Two inmates testified Saturday that Amanda Knox, the American student convicted of murder in Italy, was not actually involved in the killing of her roommate. But they offered two different accounts on who the actual killers were.
Three other inmates testified as well.
Knox was sentenced last year to 26 years in prison for the death of Meredith Kercher at a house the two shared in Perugia, the central Italian town where both were students.
Knox has vehemently proclaimed her innocence and her family has continued to fight the conviction.
Two hours of legal wrangling between attorneys passed before the judge decided to allow inmates Mario Alessi and Luciano Aviello to testify. Alessi is serving a life sentence for kidnapping and killing an 18-month-old boy.
Alessi testified that Rudy Guede, who has also been convicted in Kercher's murder and is serving a 16-year sentence, told him that neither Knox nor her Italian boyfriend at the time, Raffaele Sollecito, were involved in the killing.
Later in the day, Aviello, who has ties to the Naples Mafia, testified that it was his brother who was the killer, together with an Albanian man.
According to Alessi, Guede said that he and an unnamed friend visited Kercher to try to get her to participate in sexual acts. When Kercher denied them, Guede's friend forced himself on her, and Guede also participated, Alessi said. At one point, the friend pulled out a knife, and then Guede, who was holding Kercher at the time, noticed she had started bleeding, Alessi testified.
Alessi told the court that Guede tried to stop the bleeding, but that his friend urged him to leave.
"We need to finish her otherwise she will tell on us," Alessi quoted the friend as telling Guede. The friend then proceeded to inflict another wound on her, Alessi testified.
Alessi said Guede remained by himself with Kercher for a while, but eventually left her injured.
Prosecutors and the lawyer for Kercher's family questioned the validity of Alessi's testimony.
Through his lawyers, Guede denied Alessi's version of events.
During his testimony, Aviello gave a different account.
Aviello said that on the night of the killing, his brother came home with scratches and other wounds. As Aviello tended to the wounds, his brother confessed to him that he had killed Kercher, he said.
According to Aviello, his brother said that he and an Albanian man entered the residence to steal a painting, and in the act ended up killing the girl. Aviello said he hasn't seen his brother in three years.
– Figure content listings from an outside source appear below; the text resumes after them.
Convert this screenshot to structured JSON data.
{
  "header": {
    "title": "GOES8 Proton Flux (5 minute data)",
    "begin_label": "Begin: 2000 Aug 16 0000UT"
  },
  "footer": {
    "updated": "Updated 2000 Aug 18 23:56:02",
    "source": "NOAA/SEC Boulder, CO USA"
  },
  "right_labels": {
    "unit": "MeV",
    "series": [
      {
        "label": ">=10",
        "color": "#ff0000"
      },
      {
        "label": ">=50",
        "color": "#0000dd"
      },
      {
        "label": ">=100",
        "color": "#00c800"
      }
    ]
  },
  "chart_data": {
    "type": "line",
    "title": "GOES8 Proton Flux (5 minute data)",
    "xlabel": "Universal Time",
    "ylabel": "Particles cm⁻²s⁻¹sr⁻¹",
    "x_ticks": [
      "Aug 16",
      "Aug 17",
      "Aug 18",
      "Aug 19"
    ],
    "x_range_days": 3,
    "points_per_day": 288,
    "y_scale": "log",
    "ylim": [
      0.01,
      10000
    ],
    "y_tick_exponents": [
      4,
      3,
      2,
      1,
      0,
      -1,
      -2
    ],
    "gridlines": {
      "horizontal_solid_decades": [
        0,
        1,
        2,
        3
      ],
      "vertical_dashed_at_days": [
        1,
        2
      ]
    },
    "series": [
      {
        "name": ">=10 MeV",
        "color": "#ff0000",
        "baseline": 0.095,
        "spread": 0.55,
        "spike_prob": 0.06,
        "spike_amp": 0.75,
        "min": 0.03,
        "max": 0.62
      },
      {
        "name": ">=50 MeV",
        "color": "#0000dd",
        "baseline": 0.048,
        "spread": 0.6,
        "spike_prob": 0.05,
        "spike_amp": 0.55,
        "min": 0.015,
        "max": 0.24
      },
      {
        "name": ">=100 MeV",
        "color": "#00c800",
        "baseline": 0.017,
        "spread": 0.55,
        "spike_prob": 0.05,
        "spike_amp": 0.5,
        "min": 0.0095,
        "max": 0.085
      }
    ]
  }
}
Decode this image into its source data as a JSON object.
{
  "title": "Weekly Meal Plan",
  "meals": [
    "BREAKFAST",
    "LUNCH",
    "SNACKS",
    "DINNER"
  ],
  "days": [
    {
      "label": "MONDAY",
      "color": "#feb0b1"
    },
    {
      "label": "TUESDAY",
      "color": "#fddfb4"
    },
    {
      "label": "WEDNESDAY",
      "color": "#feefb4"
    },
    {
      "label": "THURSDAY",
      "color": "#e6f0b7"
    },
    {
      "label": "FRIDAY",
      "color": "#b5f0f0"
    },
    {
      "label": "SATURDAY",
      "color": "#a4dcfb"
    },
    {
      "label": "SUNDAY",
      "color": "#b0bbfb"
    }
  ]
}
"Inside me I know that a miscarriage of justice has taken place," Aviello said of Knox and Sollecito's conviction.
Prosecutors questioned his credibility and Aviello admitted that he has been convicted of defamation seven times.
The appeals process will continue June 27, when Guede is expected to testify.
In an additional twist Saturday, another inmate who the defense put on the stand to verify Alessi's version of events, testified that he, in fact, did not know anything about who carried out the killings. Even though his cell was adjacent to Alessi's and Guede's, the inmate was Romanian and didn't know what they discussed, he said.